Getting to this point isn’t something that just happened by accident or dumb luck. Wilson is a hospitality lifer, and the man has paid his dues.
“I reckon I was about 11 or 12 when I knew I wanted to be a chef,” he tells us. At 17, he moved to Michigan with his dad and cut his teeth at a culinary institute in Grand Rapids, learning the trade through intensive lab sessions. In 1998, a New Year’s trip to Melbourne was enough to make him pop back to New Zealand, sell his car, and settle here. He started work at mod-Oz restaurant Blake’s, only leaving again for a stint at Daniel’s in New York.
It was way back then that Wilson met his current business partners Dante Ruaine and Jeff Wong, but originally, he wasn’t going to be part of team Huxtable. “I was working at the Graham when Dante told me he and Jeff were opening a restaurant, but Matt Germanchis was going to be the chef.

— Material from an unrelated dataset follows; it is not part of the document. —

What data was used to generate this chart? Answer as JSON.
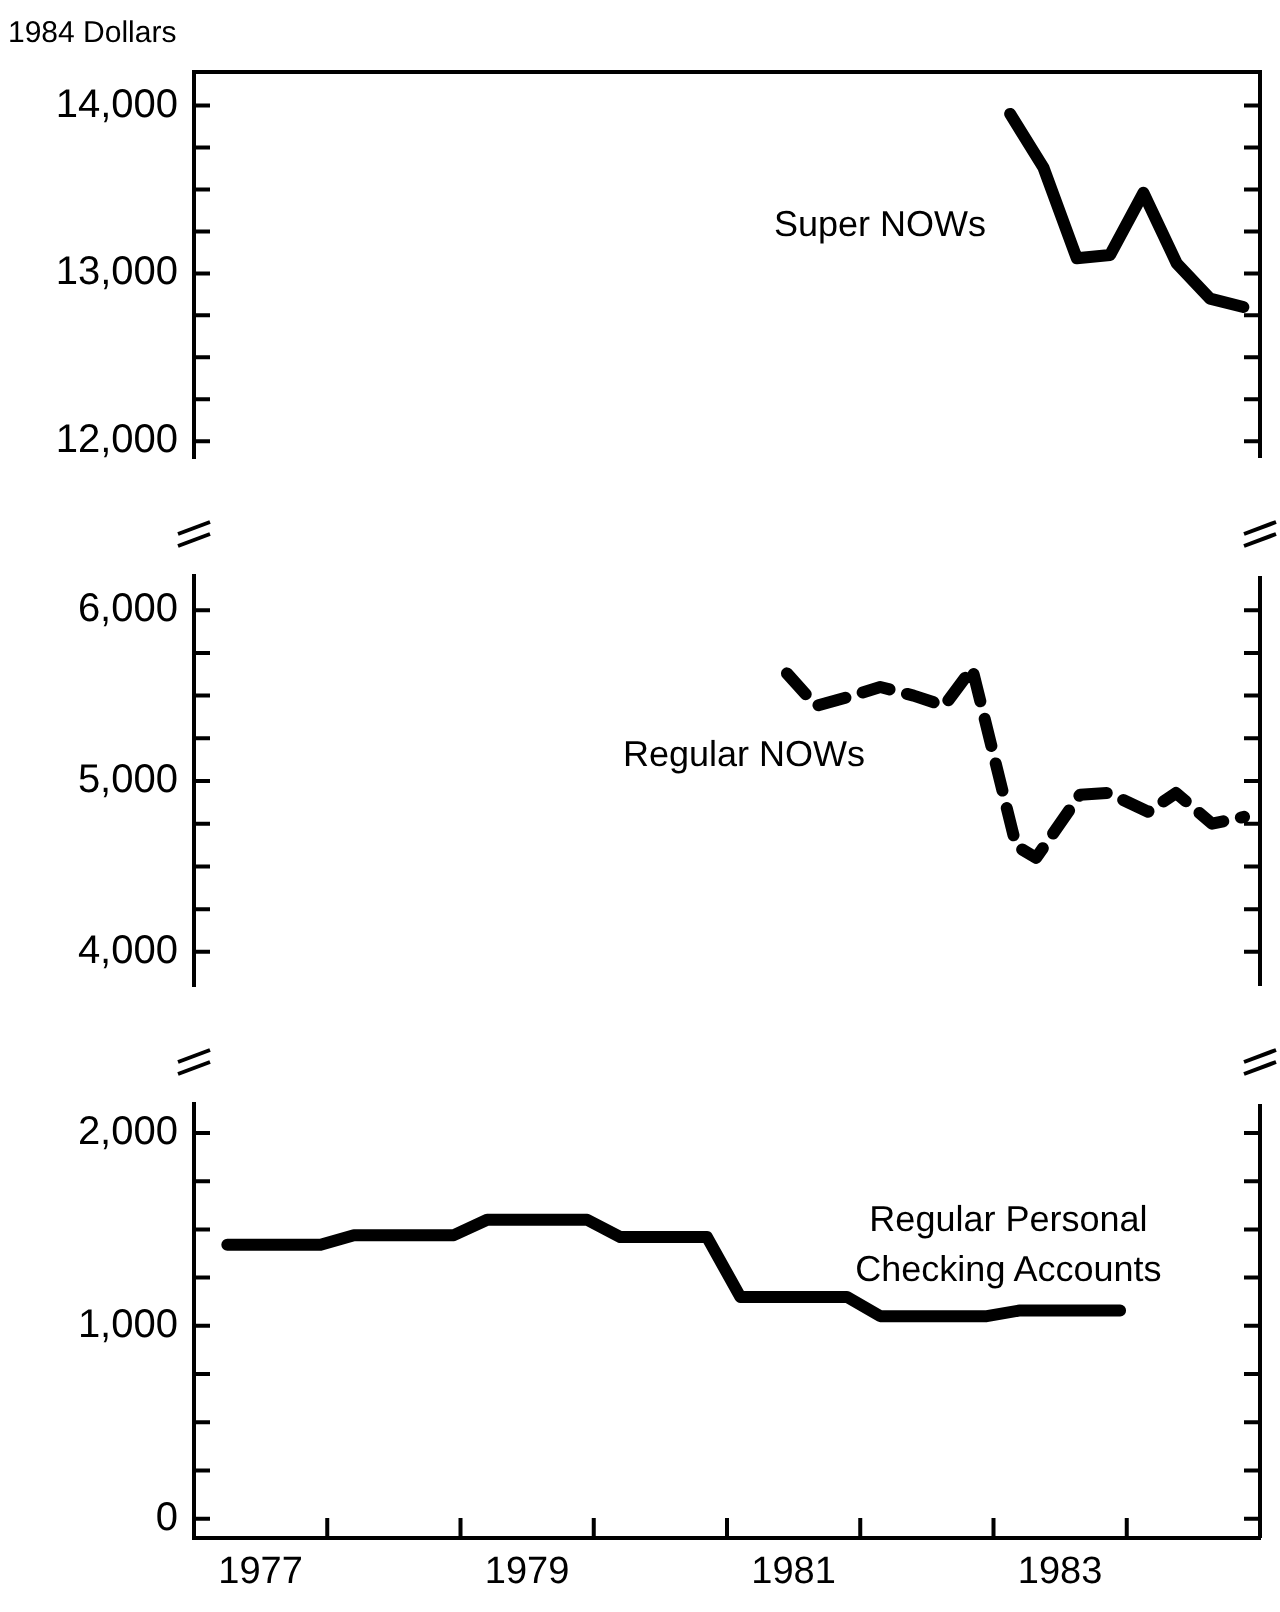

I was gutted. I told them to call me if it fell through, and a week later, they did.” The rest is delicious, busy history, in which the trio opened Huxtaburger and its offshoots, and Bill’s Bar (although they’re apparently turning it into more of a function space soon). So what next? “I love Japan’s food culture and design and I’d love to do a clean, simple, healthy restaurant – not quite a raw bar, but similar – only applied to other cuisines instead of Japanese,” says Wilson. “Not yet though – I’m too busy.” Damn straight.